Il Bonus Vacanze è attivo anche per la prenotazione delle prossime festività natalizie. Andiamo a scoprire chi e come ne ha diritto.

Bonus vacanze

Per permettere la celebrazione del Natale, il Bonus Vacanze ha ottenuto il rinnovo fino al 31/12/2021. Ora non copre esclusivamente le spese di soggiorno, bensì consente di acquistare pacchetti turistici direttamente scontati presso tour operator e agenzie di viaggio.

Bonus Vacanze: l’introduzione del Decreto Rilancio del 2020, la soglia massima dell’ISEE e la scadenza

Introdotto dal Decreto Rilancio del 2020, il tax credit rappresenta un contributo abbastanza generoso destinato ai cittadini con un ISEE corrente pari o inferiore a 40 mila euro. Dunque, non è una mera prerogativa di chi vive in condizioni di povertà. L’ammontare, di entità variabile, è a disposizione per il saldo di qualunque tipologia di servizio in territorio italiano proposto da agenzie di viaggio, agriturismi, bed and breakfast, imprese turistico ricettive e tour operator.

Al momento, lo ricordiamo, il Decreto Milleproroghe è intervenuto allo scopo di estendere la validità dell’incentivo emesso entro il termine dell’anno in corso, ma non l’emissione di nuovi voucher. Per farla breve, chi nel 2020 ha avanzato la richiesta ha l’opportunità di ricorrervi entro il 31 dicembre 2021 per prenotare le vacanze, ma non sono ammesse ulteriori domande per l’ottenimento.

Per quanto concerne le cifre, premesso il tetto dei 500 euro non superabile, esso è stabilito in base alla composizione del nucleo familiare:

  • 1 componente: 500 euro;
  • 2 componenti: 300 euro;
  • 3 o più componenti: 150 euro

Spetta unicamente un Bonus Vacanze per nucleo anche se a fruirne e reclamarlo sono due membri diversi.

Come si compone il corrispettivo

Una volta assegnato all’utente il corrispettivo spettante, l’80 per cento di questo sarà applicato come sconto in fattura durante il pagamento, cioè sottratto al totale da versare. Il 20 per cento restante sarà, invece, attribuito sotto forma di detrazione d’imposta, vale a dire si godrà di uno sconto sulle tasse, inserendo le spese nella dichiarazione dei redditi.
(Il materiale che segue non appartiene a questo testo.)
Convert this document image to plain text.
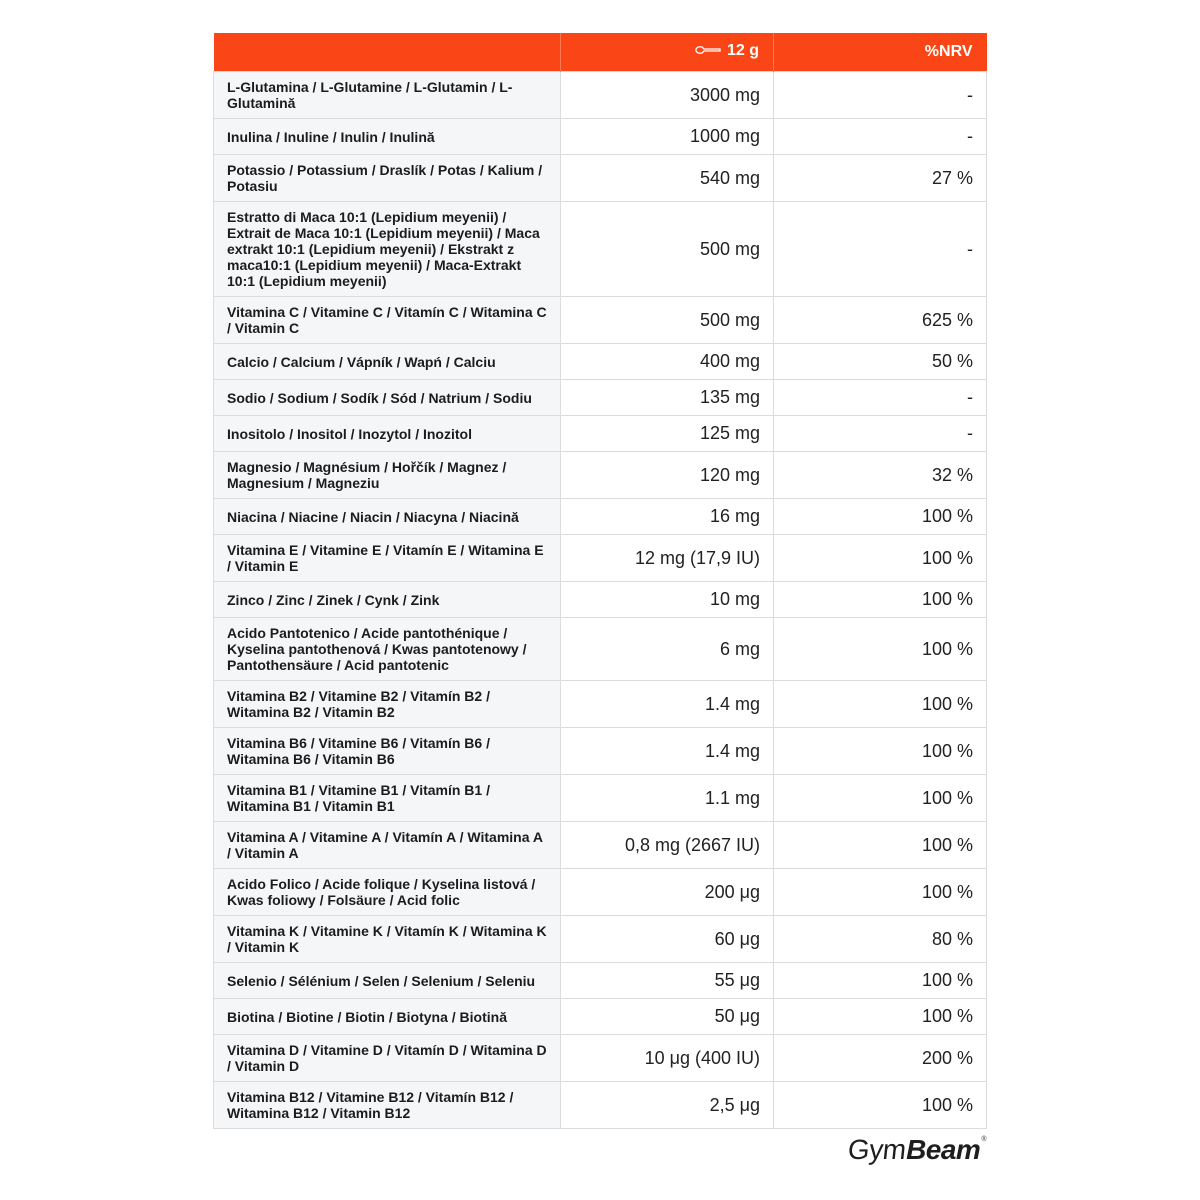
	12 g	%NRV
L-Glutamina / L-Glutamine / L-Glutamin / L-Glutamină	3000 mg	-
Inulina / Inuline / Inulin / Inulină	1000 mg	-
Potassio / Potassium / Draslík / Potas / Kalium / Potasiu	540 mg	27 %
Estratto di Maca 10:1 (Lepidium meyenii) / Extrait de Maca 10:1 (Lepidium meyenii) / Maca extrakt 10:1 (Lepidium meyenii) / Ekstrakt z maca10:1 (Lepidium meyenii) / Maca-Extrakt 10:1 (Lepidium meyenii)	500 mg	-
Vitamina C / Vitamine C / Vitamín C / Witamina C / Vitamin C	500 mg	625 %
Calcio / Calcium / Vápník / Wapń / Calciu	400 mg	50 %
Sodio / Sodium / Sodík / Sód / Natrium / Sodiu	135 mg	-
Inositolo / Inositol / Inozytol / Inozitol	125 mg	-
Magnesio / Magnésium / Hořčík / Magnez / Magnesium / Magneziu	120 mg	32 %
Niacina / Niacine / Niacin / Niacyna / Niacină	16 mg	100 %
Vitamina E / Vitamine E / Vitamín E / Witamina E / Vitamin E	12 mg (17,9 IU)	100 %
Zinco / Zinc / Zinek / Cynk / Zink	10 mg	100 %
Acido Pantotenico / Acide pantothénique / Kyselina pantothenová / Kwas pantotenowy / Pantothensäure / Acid pantotenic	6 mg	100 %
Vitamina B2 / Vitamine B2 / Vitamín B2 / Witamina B2 / Vitamin B2	1.4 mg	100 %
Vitamina B6 / Vitamine B6 / Vitamín B6 / Witamina B6 / Vitamin B6	1.4 mg	100 %
Vitamina B1 / Vitamine B1 / Vitamín B1 / Witamina B1 / Vitamin B1	1.1 mg	100 %
Vitamina A / Vitamine A / Vitamín A / Witamina A / Vitamin A	0,8 mg (2667 IU)	100 %
Acido Folico / Acide folique / Kyselina listová / Kwas foliowy / Folsäure / Acid folic	200 μg	100 %
Vitamina K / Vitamine K / Vitamín K / Witamina K / Vitamin K	60 μg	80 %
Selenio / Sélénium / Selen / Selenium / Seleniu	55 μg	100 %
Biotina / Biotine / Biotin / Biotyna / Biotină	50 μg	100 %
Vitamina D / Vitamine D / Vitamín D / Witamina D / Vitamin D	10 μg (400 IU)	200 %
Vitamina B12 / Vitamine B12 / Vitamín B12 / Witamina B12 / Vitamin B12	2,5 μg	100 %
Gym
Beam ®
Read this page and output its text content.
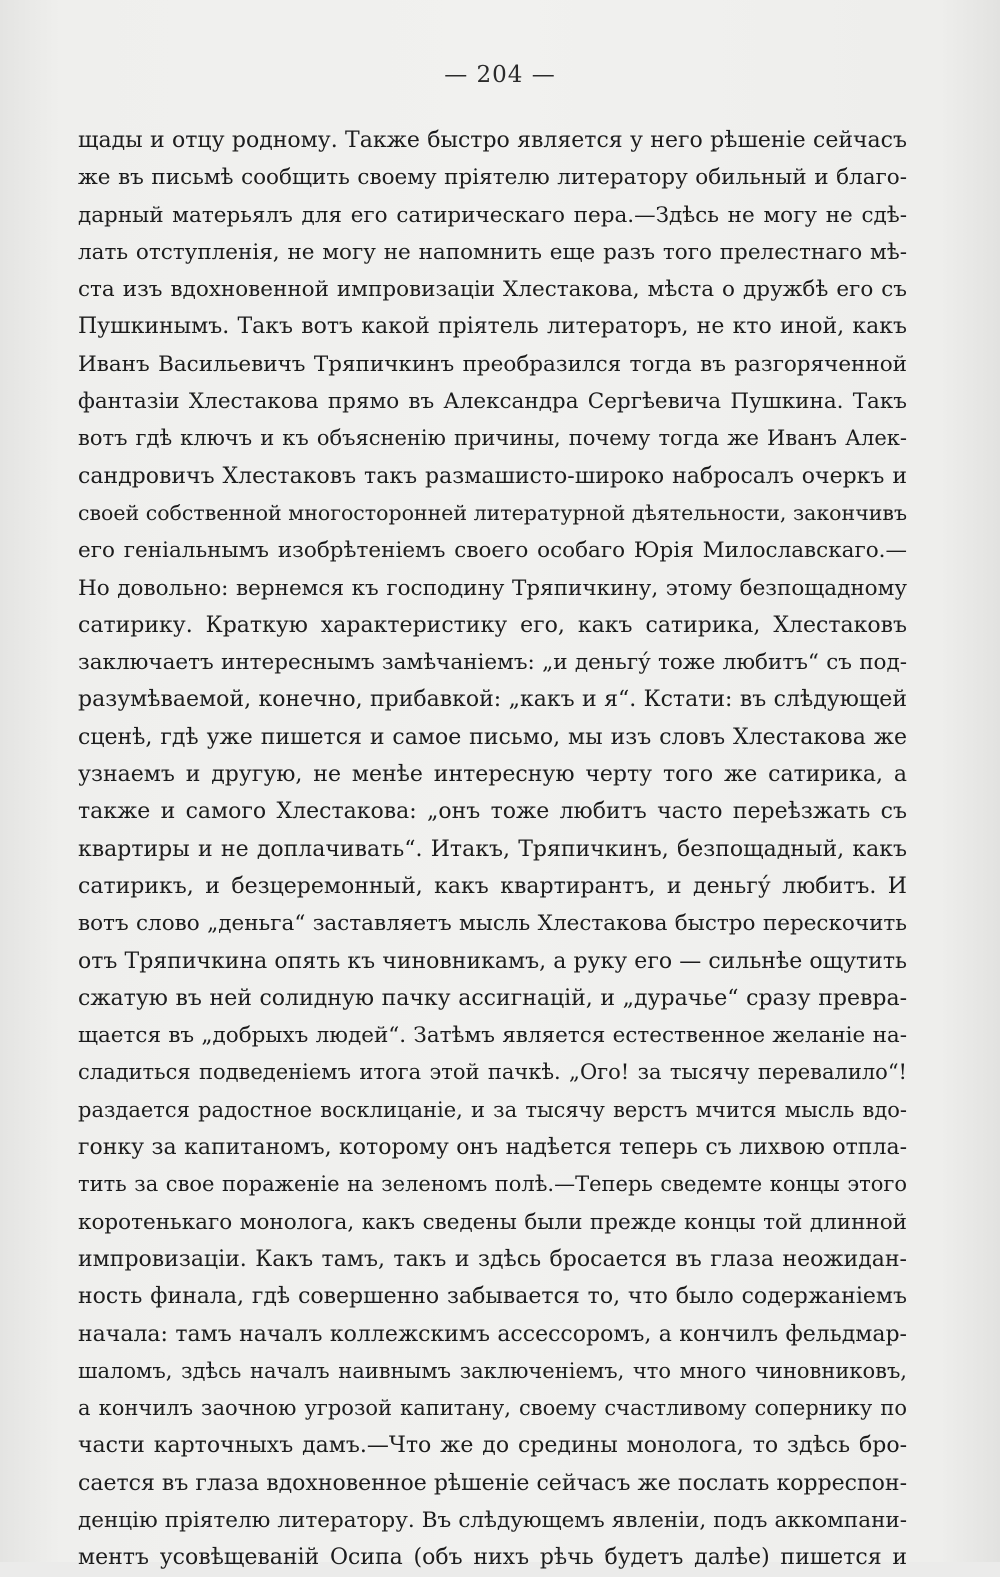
— 204 —
щады и отцу родному. Также быстро является у него рѣшеніе сейчасъ
же въ письмѣ сообщить своему пріятелю литератору обильный и благо-
дарный матерьялъ для его сатирическаго пера.—Здѣсь не могу не сдѣ-
лать отступленія, не могу не напомнить еще разъ того прелестнаго мѣ-
ста изъ вдохновенной импровизаціи Хлестакова, мѣста о дружбѣ его съ
Пушкинымъ. Такъ вотъ какой пріятель литераторъ, не кто иной, какъ
Иванъ Васильевичъ Тряпичкинъ преобразился тогда въ разгоряченной
фантазіи Хлестакова прямо въ Александра Сергѣевича Пушкина. Такъ
вотъ гдѣ ключъ и къ объясненію причины, почему тогда же Иванъ Алек-
сандровичъ Хлестаковъ такъ размашисто-широко набросалъ очеркъ и
своей собственной многосторонней литературной дѣятельности, закончивъ
его геніальнымъ изобрѣтеніемъ своего особаго Юрія Милославскаго.—
Но довольно: вернемся къ господину Тряпичкину, этому безпощадному
сатирику. Краткую характеристику его, какъ сатирика, Хлестаковъ
заключаетъ интереснымъ замѣчаніемъ: „и деньгу́ тоже любитъ“ съ под-
разумѣваемой, конечно, прибавкой: „какъ и я“. Кстати: въ слѣдующей
сценѣ, гдѣ уже пишется и самое письмо, мы изъ словъ Хлестакова же
узнаемъ и другую, не менѣе интересную черту того же сатирика, а
также и самого Хлестакова: „онъ тоже любитъ часто переѣзжать съ
квартиры и не доплачивать“. Итакъ, Тряпичкинъ, безпощадный, какъ
сатирикъ, и безцеремонный, какъ квартирантъ, и деньгу́ любитъ. И
вотъ слово „деньга“ заставляетъ мысль Хлестакова быстро перескочить
отъ Тряпичкина опять къ чиновникамъ, а руку его — сильнѣе ощутить
сжатую въ ней солидную пачку ассигнацій, и „дурачье“ сразу превра-
щается въ „добрыхъ людей“. Затѣмъ является естественное желаніе на-
сладиться подведеніемъ итога этой пачкѣ. „Ого! за тысячу перевалило“!
раздается радостное восклицаніе, и за тысячу верстъ мчится мысль вдо-
гонку за капитаномъ, которому онъ надѣется теперь съ лихвою отпла-
тить за свое пораженіе на зеленомъ полѣ.—Теперь сведемте концы этого
коротенькаго монолога, какъ сведены были прежде концы той длинной
импровизаціи. Какъ тамъ, такъ и здѣсь бросается въ глаза неожидан-
ность финала, гдѣ совершенно забывается то, что было содержаніемъ
начала: тамъ началъ коллежскимъ ассессоромъ, а кончилъ фельдмар-
шаломъ, здѣсь началъ наивнымъ заключеніемъ, что много чиновниковъ,
а кончилъ заочною угрозой капитану, своему счастливому сопернику по
части карточныхъ дамъ.—Что же до средины монолога, то здѣсь бро-
сается въ глаза вдохновенное рѣшеніе сейчасъ же послать корреспон-
денцію пріятелю литератору. Въ слѣдующемъ явленіи, подъ аккомпани-
ментъ усовѣщеваній Осипа (объ нихъ рѣчь будетъ далѣе) пишется и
Tuttavia, per il 20 per cento il titolare dell’incentivo deve essere colui che del gruppo familiare inoltra la dichiarazione dei redditi. A prescindere dalla situazione in esame, la spesa – rimarca l’Agenzia delle Entrate in forma ufficiale – può riguardare un unico acquisto, pertanto non sarà possibile avvalersi di un eventuale credito residuo.

Il codice QR e il codice numerico spedito tramite la app IO

Dopo aver richiesto e ottenuto il Bonus Vacanze tramite la App IO si riceve un codice QR e un codice numerico: basterà esibire uno dei due al gestore della struttura turistica nel momento in cui salderete il conto e il gioco sarà fatto. Ciò poiché, quando si ricorre al contributo, l’albergatore, digitando nel portale del Fisco i dati sopra indicati, ha la facoltà di verificare seduta stante lo stato e l’importo del voucher nonché l’intestatario dello stesso.

L’Amministrazione finanziaria invita poi sia i beneficiari sia gli albergatori a confermare il Bonus Vacanze in occasione dell’effettivo pagamento del servizio e non, ad esempio, in fase di prenotazione. Il motivo è semplice: una volta confermato il buono esso risulta usufruito, pertanto, anche in caso di disdetta della prenotazione, non sarà consentito il relativo recupero. Così facendo l’importo del Bonus Vacanze andrà definitivamente in fumo. Il titolare del medesimo ha diritto al controllo dell’ISEE mediante app IO.